The Problem

Single neuron has limited computational power and hence we need a way to build a network of neurons to make a more complex model. In this post we will look into how to construct a neural network and try to solve the handwritten digit recognition problem. The goal is to decide which digit it represents when given a new image.

Understanding the Data

We'll use the MNIST dataset. Luckily, John Myles White has already created a package to import this dataset in Julia. The MNIST dataset provides a training set of 60,000 handwritten digits and a test set of 10,000 handwritten digits. Each of the image has a size of 28×28 pixels.


In [1]:
#Pkg.update();
Pkg.add("MNIST");
Pkg.add("PyPlot")
#Pkg.installed();

For plotting, PyPlot is a good option. It provides a Julia interface to the Matplotlib plotting library from Python.


In [2]:
using MNIST
using PyPlot


Qt: Untested Windows version 10.0 detected!
INFO: Loading help data...

In [3]:
# ===================
# load training data
# ===================
X,y = traindata(); #X:(784x60000), y:(60000x1)
m = size(X, 2); # number of inputs


Out[3]:
60000

Training a model

We want to train a neural network with one input layer, one hidden layer and one output layer to recognize handwritten digits. Since the dataset contains 28×28 pixel images, our neural network will have $28*28=784$ input neurons, a variable number of hidden neurons and $10$ output neurons.


In [4]:
# ======================
# network setup
# ======================
inputLayerSize = size(X,1); # number of input features: 784
hiddenLayerSize = 25; # variable
outputLayerSize = 10; # number of output classes
# since we are doing multiclass classification: more than one output neurons
# representing each output as an array of size of the output layer
Y = zeros(outputLayerSize, m); #Y:(10,60000)
for i = 1:m
    Y[y[i]+1,i] = 1;
end

The appraoch to train a neural network is similar to what we have discussed in the neuron post. But since now we have a network of neurons, the way we follow the steps is a bit different. We'll use the backpropagation algorithm.

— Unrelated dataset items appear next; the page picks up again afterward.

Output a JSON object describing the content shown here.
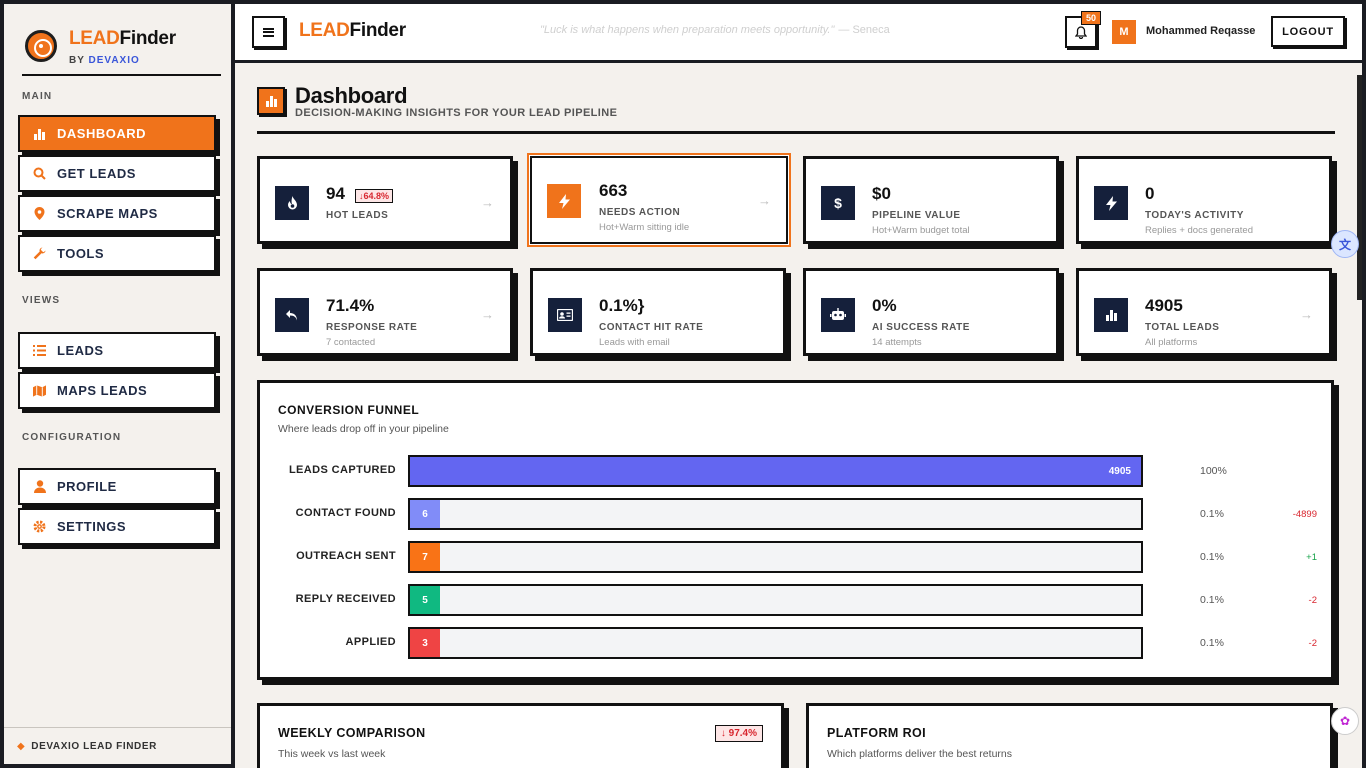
{
  "brand": {
    "lead": "LEAD",
    "finder": "Finder",
    "by": "BY",
    "by_company": "DEVAXIO"
  },
  "sidebar": {
    "sections": {
      "main": "MAIN",
      "views": "VIEWS",
      "configuration": "CONFIGURATION"
    },
    "items": [
      {
        "label": "DASHBOARD",
        "icon": "bar-chart-icon",
        "active": true
      },
      {
        "label": "GET LEADS",
        "icon": "search-icon"
      },
      {
        "label": "SCRAPE MAPS",
        "icon": "map-pin-icon"
      },
      {
        "label": "TOOLS",
        "icon": "wrench-icon"
      },
      {
        "label": "LEADS",
        "icon": "list-icon"
      },
      {
        "label": "MAPS LEADS",
        "icon": "map-icon"
      },
      {
        "label": "PROFILE",
        "icon": "user-icon"
      },
      {
        "label": "SETTINGS",
        "icon": "gear-icon"
      }
    ],
    "footer": "DEVAXIO LEAD FINDER"
  },
  "topbar": {
    "quote": "\"Luck is what happens when preparation meets opportunity.\"",
    "quote_author": "— Seneca",
    "notification_count": "50",
    "avatar_initial": "M",
    "username": "Mohammed Reqasse",
    "logout_label": "LOGOUT"
  },
  "page": {
    "title": "Dashboard",
    "subtitle": "DECISION-MAKING INSIGHTS FOR YOUR LEAD PIPELINE"
  },
  "stats": [
    {
      "value": "94",
      "label": "HOT LEADS",
      "sub": "",
      "delta": "↓64.8%",
      "icon": "fire-icon"
    },
    {
      "value": "663",
      "label": "NEEDS ACTION",
      "sub": "Hot+Warm sitting idle",
      "icon": "bolt-icon"
    },
    {
      "value": "$0",
      "label": "PIPELINE VALUE",
      "sub": "Hot+Warm budget total",
      "icon": "dollar-icon"
    },
    {
      "value": "0",
      "label": "TODAY'S ACTIVITY",
      "sub": "Replies + docs generated",
      "icon": "bolt-icon"
    },
    {
      "value": "71.4%",
      "label": "RESPONSE RATE",
      "sub": "7 contacted",
      "icon": "reply-icon"
    },
    {
      "value": "0.1%}",
      "label": "CONTACT HIT RATE",
      "sub": "Leads with email",
      "icon": "contact-card-icon"
    },
    {
      "value": "0%",
      "label": "AI SUCCESS RATE",
      "sub": "14 attempts",
      "icon": "robot-icon"
    },
    {
      "value": "4905",
      "label": "TOTAL LEADS",
      "sub": "All platforms",
      "icon": "bar-chart-icon"
    }
  ],
  "funnel": {
    "title": "CONVERSION FUNNEL",
    "subtitle": "Where leads drop off in your pipeline",
    "colors": {
      "leads": "#6366f1",
      "contact": "#818cf8",
      "outreach": "#f97316",
      "reply": "#10b981",
      "applied": "#ef4444"
    },
    "rows": [
      {
        "label": "LEADS CAPTURED",
        "value": "4905",
        "fraction": 1.0,
        "pct": "100%",
        "delta": ""
      },
      {
        "label": "CONTACT FOUND",
        "value": "6",
        "fraction": 0.001,
        "pct": "0.1%",
        "delta": "-4899"
      },
      {
        "label": "OUTREACH SENT",
        "value": "7",
        "fraction": 0.001,
        "pct": "0.1%",
        "delta": "+1"
      },
      {
        "label": "REPLY RECEIVED",
        "value": "5",
        "fraction": 0.001,
        "pct": "0.1%",
        "delta": "-2"
      },
      {
        "label": "APPLIED",
        "value": "3",
        "fraction": 0.001,
        "pct": "0.1%",
        "delta": "-2"
      }
    ]
  },
  "weekly": {
    "title": "WEEKLY COMPARISON",
    "subtitle": "This week vs last week",
    "delta": "↓ 97.4%"
  },
  "roi": {
    "title": "PLATFORM ROI",
    "subtitle": "Which platforms deliver the best returns"
  }
}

Backpropagation works by approximating the non-linear relationship between the input and the output by adjusting the weight values internally. The operations of the Backpropagation neural networks can be divided into two steps: feedforward and Backpropagation. In the feedforward step, an input pattern is applied to the input layer and its effect propagates, layer by layer, through the network until an output is produced. The network's actual output value is then compared to the expected output, and an error signal is computed for each of the output nodes. Since all the hidden nodes have, to some degree, contributed to the errors evident in the output layer, the output error signals are transmitted backwards from the output layer to each node in the hidden layer that immediately contributed to the output layer. This process is then repeated, layer by layer, until each node in the network has received an error signal that describes its relative contribution to the overall error. Once the error signal for each node has been determined, the errors are then used by the nodes to update the values for each connection weights until the network converges to a state that allows all the training patterns to be encoded.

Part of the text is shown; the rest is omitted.